Bailey, an intern from Montana working in a high-tech science field, is new in town, and was surprised to learn that late-night T service was new.
"I expected it to stay late because so many people are out at night," she said. "Especially college — there’s so many colleges around, young students."
Young students and post-grads made up the bulk of the crowds riding on this Friday night, including Erin, Brook and Mandy, who say the late-night service has meant fewer costly cab rides and no more sketchy walks home.
"Now that the T is finally running late night hours, it's just, it's safer, it's more cost efficient, it's cheaper," Erin said. "So it's made a really huge difference."

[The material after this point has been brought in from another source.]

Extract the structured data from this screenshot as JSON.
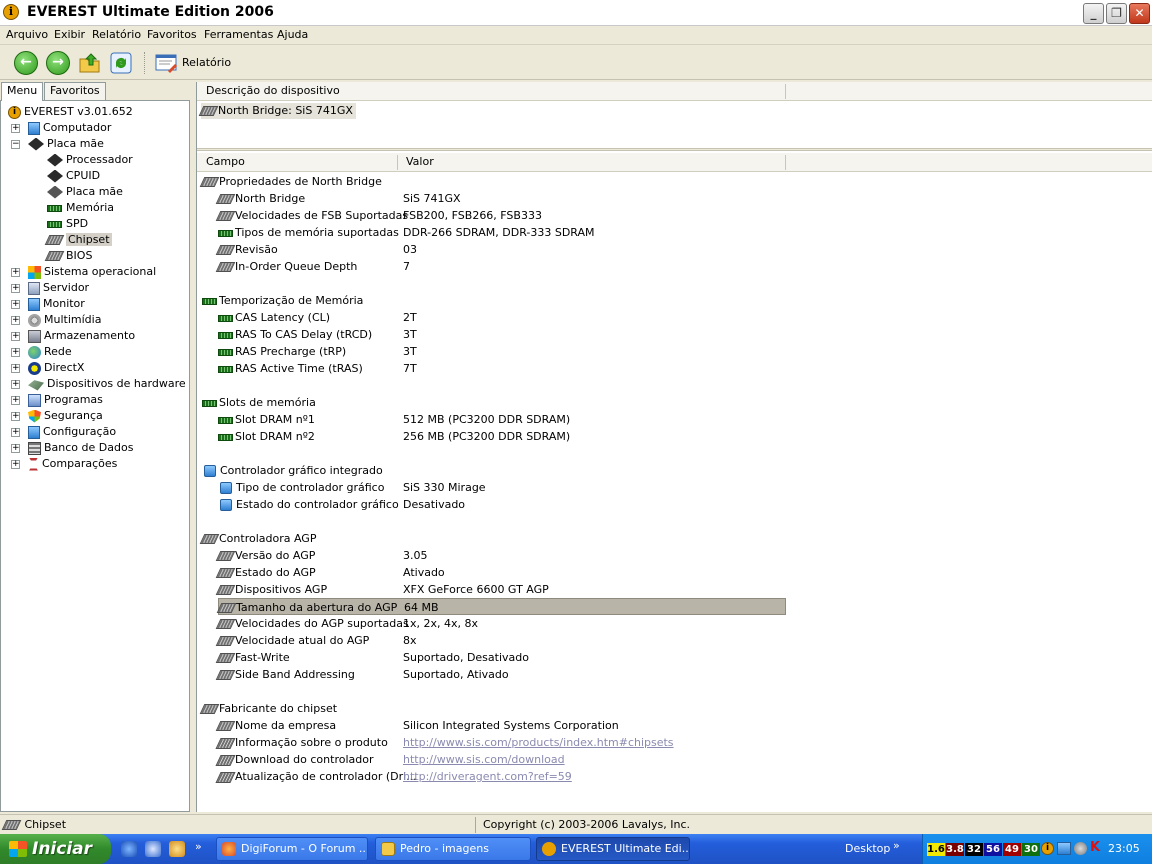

The trains and stations in and around hotspots like Kendall Square and Park Street were bustling into the wee hours, but you didn’t have to stray too far to find thinner crowds.
At Harvard Square, term "ghost town" would have been a little too strong, but there was definitely a sense of calm and quiet.
That doesn’t worry MBTA General Manager Beverly Scott, who says riders have been respectful, and ridership thus far has met, if not exceeded, her expectations.
"Oh, we’re over 500,000 now since like March 28th," she said. "On just rail alone, we at over 16,000 on the Friday and the Saturday nights and it’s really tracking very nicely.
That’s 16,000 — on average — per weekend.
Of more concern is the cost. Sponsors dollars are covering just $1.5 million of the $16 million it’s costing to run the late night T for a year.
"Make no mistake about this: It’s gonna be very, very challenging for us and for our board, because it is an expensive service, and this is really this administration and our MassDot that has said, 'We’re going to get out there and give it everything we can,'" Scott said.
So halfway through the yearlong pilot, does it appear the service is on track to become a permanent feature?
"We certainly love the service, what’s happening thus far, but in the scheme of things we’re going to have to line all the dollars and the cents up," Scott said.
That kind of caution won’t please Arthur Veale of Boston who says that what the many people he knows who work late night security and grocery jobs really need is a weekday late-night service.
"Most people don't work on weekends, they work on weekdays," he said. "I think if you're going to try running a trial based service, you ought to try and run it on the weekdays, when people are working, when people are coming in for overnight shifts."
Scott points out that they are still evaluating the service week-to-week and month-to-month, and that the single most important thing people who’d like to see it stay can do, is use it.